When I started playing the saxophone it was 1986.  1986 might be the single worst year for popular (and unpopular) music of any 30 year period.  I just did a youtube search for the top 100 songs of 1986 and the results were dreadful.  There are a few good tunes in there, Live To Tell by Madonna, Sweetest Taboo by Sade, What You Need by INXS, Something About You by Level 42, West End Girls by Pet Shop Boys, but that’s pretty slim pickins. The charts were totally dominated by the Yamaha DX7, a keyboard that had been invented 3 or 4 years earlier and had absolutely engulfed the shit out of everything by ’86. Just listen to all the hits from that year. They all have the same awful piano, string, and synth sounds.  The wretched What About Love by Heart, I Miss You, by Klymaxx, That’s What Friends Are For by Dionne, Stevie, Elton, & Gladys, On My Own by Patti LaBelle & Michael McDonald, Broken Wings by Mister Mister.  Listen to all these songs and you’ll hear the same garbagey sounds on all of them. Horrible. How Will I Know? by the crackhead witch Whitney Houston, Party All The Time by Eddie Murphy and the otherwise always excellent Rick James.  Burning Heart, the attempted Eye Of The Tiger follow up by Survivor, When The Going Gets Tough, The Tough Get Going by Billy fucking Ocean.  So much awful music! so many dreadful tones, all courtesy of Yamaha.

I can’t quite recall when this happened, but my saxophone lessons became group lessons. They may have been from the start. Like I said, my memory is hazy on this detail, but I do know that by the time I’d been at it for a while, I was not one on one with my teacher, Alice.  Saturday mornings now included John Coyle, a kid I had gone to school with for the last 8 years with and was very friendly with. We were also joined by another little fella who we called Chicken Jim, because his nose was a beak.  Both of these dudes seemed to have the same half assed, bullshit approach to music that I had. I don’t know if they were also not practicing, like me, but I do know that we all played about as well as one another, that is, not very well. I also know that none of us could site read. Perhaps Alice had grown tired of our nonsense and decided to consolidate all of our time wasting into 1 of her hours instead of 3.  I had heard the kids who came in before and after us and they were doing their work. They were playing well, and moving on to other, more complex musical pieces. They were staying after and participating in junior band, an option that was open to me and my hapless cohorts, but that we completely ignored.

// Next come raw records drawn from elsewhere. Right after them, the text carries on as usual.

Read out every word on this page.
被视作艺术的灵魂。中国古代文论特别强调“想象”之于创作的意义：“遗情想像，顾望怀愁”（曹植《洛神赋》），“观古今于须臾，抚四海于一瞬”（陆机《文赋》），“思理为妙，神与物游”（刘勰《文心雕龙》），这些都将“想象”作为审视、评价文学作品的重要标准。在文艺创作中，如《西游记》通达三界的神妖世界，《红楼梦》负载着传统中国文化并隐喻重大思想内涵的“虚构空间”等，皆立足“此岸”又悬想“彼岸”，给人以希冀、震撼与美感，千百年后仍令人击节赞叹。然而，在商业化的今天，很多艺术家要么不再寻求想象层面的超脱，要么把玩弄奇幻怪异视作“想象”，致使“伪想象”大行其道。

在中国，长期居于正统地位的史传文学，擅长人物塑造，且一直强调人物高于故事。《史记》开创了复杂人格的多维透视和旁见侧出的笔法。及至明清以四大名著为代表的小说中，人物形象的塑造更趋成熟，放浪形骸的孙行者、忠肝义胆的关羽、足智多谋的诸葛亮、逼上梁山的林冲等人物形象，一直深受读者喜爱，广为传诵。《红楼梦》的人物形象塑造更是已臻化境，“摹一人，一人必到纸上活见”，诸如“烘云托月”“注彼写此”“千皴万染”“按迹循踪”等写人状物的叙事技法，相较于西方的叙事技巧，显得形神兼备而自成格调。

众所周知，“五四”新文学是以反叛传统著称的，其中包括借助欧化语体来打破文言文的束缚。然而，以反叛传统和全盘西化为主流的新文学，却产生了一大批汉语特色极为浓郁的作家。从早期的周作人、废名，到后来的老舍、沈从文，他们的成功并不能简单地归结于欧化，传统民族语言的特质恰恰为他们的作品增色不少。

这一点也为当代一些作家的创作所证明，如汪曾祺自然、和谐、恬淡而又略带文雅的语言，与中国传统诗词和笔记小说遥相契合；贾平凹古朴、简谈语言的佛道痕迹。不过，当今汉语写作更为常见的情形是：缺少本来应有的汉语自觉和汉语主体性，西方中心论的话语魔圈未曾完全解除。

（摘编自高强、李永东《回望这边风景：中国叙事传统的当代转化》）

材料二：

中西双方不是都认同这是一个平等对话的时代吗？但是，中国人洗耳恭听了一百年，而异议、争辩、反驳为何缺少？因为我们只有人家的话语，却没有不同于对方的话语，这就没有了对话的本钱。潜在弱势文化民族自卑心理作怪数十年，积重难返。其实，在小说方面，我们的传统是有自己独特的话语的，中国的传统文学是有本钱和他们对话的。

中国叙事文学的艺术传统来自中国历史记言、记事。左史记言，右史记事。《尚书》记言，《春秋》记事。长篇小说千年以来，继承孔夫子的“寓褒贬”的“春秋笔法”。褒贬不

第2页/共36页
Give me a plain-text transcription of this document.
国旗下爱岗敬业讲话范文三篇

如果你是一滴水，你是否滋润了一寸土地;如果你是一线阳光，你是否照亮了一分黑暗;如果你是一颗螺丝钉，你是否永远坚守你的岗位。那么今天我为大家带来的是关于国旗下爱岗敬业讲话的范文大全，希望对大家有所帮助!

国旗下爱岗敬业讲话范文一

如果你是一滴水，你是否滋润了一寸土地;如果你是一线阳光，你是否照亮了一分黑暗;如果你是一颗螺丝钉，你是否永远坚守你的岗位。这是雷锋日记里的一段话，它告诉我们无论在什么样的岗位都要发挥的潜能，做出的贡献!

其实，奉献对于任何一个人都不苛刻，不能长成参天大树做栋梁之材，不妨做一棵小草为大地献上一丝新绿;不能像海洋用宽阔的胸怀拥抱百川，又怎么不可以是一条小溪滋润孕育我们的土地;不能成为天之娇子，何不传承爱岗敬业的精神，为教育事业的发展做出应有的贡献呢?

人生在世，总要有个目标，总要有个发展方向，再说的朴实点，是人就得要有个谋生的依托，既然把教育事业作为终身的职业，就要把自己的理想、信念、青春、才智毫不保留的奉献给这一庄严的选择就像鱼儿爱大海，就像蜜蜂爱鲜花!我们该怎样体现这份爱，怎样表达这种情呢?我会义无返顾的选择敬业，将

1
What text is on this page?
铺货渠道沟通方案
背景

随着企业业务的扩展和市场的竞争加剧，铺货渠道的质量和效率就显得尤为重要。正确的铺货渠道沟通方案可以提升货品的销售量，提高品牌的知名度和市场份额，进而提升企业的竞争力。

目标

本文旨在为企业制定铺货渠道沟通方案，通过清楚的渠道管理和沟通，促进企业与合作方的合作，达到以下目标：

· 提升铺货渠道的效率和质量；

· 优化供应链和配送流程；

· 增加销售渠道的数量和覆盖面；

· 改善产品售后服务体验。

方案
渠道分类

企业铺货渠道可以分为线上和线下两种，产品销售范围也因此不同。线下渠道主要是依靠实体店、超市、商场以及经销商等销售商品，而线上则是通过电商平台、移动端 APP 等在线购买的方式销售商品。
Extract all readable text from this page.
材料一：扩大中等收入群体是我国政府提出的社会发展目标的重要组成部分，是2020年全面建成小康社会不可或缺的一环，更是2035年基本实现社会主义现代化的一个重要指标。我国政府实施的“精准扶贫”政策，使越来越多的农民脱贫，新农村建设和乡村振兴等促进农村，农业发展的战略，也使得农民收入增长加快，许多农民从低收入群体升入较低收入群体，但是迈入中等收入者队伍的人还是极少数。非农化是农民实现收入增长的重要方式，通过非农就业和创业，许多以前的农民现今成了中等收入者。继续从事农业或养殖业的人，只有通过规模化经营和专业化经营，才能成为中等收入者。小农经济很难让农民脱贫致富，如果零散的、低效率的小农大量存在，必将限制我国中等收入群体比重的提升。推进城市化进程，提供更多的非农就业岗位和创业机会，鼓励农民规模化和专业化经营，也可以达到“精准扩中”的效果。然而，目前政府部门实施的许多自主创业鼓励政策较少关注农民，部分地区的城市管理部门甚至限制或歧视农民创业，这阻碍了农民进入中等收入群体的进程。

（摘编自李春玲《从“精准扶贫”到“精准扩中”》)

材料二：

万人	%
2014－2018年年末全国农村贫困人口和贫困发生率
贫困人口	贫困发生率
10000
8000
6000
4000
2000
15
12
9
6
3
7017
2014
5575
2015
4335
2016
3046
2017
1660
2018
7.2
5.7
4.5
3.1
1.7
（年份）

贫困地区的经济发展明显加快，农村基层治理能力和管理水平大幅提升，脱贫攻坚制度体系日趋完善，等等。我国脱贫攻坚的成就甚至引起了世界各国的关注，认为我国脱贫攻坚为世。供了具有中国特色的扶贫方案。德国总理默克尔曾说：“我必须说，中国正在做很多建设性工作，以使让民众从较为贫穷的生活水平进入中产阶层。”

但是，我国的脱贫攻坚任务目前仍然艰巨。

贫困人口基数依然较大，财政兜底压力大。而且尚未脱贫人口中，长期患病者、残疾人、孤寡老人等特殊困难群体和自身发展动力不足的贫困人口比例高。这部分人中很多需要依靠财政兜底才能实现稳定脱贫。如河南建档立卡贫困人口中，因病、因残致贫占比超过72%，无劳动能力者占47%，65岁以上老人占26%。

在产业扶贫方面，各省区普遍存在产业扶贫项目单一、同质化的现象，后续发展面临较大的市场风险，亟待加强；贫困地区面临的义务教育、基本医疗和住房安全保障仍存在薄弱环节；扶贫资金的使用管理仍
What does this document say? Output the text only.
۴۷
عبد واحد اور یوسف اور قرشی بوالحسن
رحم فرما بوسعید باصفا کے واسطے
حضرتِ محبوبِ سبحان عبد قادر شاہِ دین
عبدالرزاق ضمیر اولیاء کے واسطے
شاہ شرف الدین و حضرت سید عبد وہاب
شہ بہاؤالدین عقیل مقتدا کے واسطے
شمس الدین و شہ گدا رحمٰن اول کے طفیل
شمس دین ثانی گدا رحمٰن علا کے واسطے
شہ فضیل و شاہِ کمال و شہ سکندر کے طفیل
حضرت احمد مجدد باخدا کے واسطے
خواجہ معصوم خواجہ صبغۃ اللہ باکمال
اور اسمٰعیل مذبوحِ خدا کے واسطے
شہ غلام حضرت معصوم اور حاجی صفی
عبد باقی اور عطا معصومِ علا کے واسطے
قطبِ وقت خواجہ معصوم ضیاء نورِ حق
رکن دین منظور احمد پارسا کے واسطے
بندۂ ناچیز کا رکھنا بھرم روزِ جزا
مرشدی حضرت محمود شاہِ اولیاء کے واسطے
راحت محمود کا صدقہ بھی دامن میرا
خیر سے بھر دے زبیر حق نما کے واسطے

Every week after our lesson, instead of practicing with the other students who would gather in wait for a junior band session, we’d go across the street and hang at the taco bell. Me, John, and Jim had formed this strange breakfast club. We’d eat cinnamon crispas and burritos supreme. We’d challenge one another to greater and greater levels of heat from the hot sauce envelopes.  We’d have the whole place to ourselves because who the christ wants to eat tacos at 10:15 on a saturday morning? It was a lot of fun. I think at one of these Taco Bell hang sessions, I told my friends just how cool my dad said he was. We all exploded laughing.

One of these weeks in our group lesson, Alice left the room for some reason and she was gone for a long time. During her absence, we decided to write our own song.  I don’t know how, but we were all ready and just spontaneously composed this gross little ditty for saxophone and vocal. It was called, “If You Shit In A Coke Bottle”. It was our manifesto. It had references to The Beatles, to Taco Bell, even something in praise of Alice.  We played it for her when she got back.  She was impressed that we had “composed” something, but she let us know that she thought we were 3 crude apes and an even bigger waste of her time than she had ever imagined.

2 thoughts on “Taco Bell

  1. Thanks for the laugh. I miss Dad so much some days it hurts. I love that your are sharing your life with him through your stories. Love, Dorae- who regrettably doesn’t understand the coke bottle reference, but am mostly ok with that.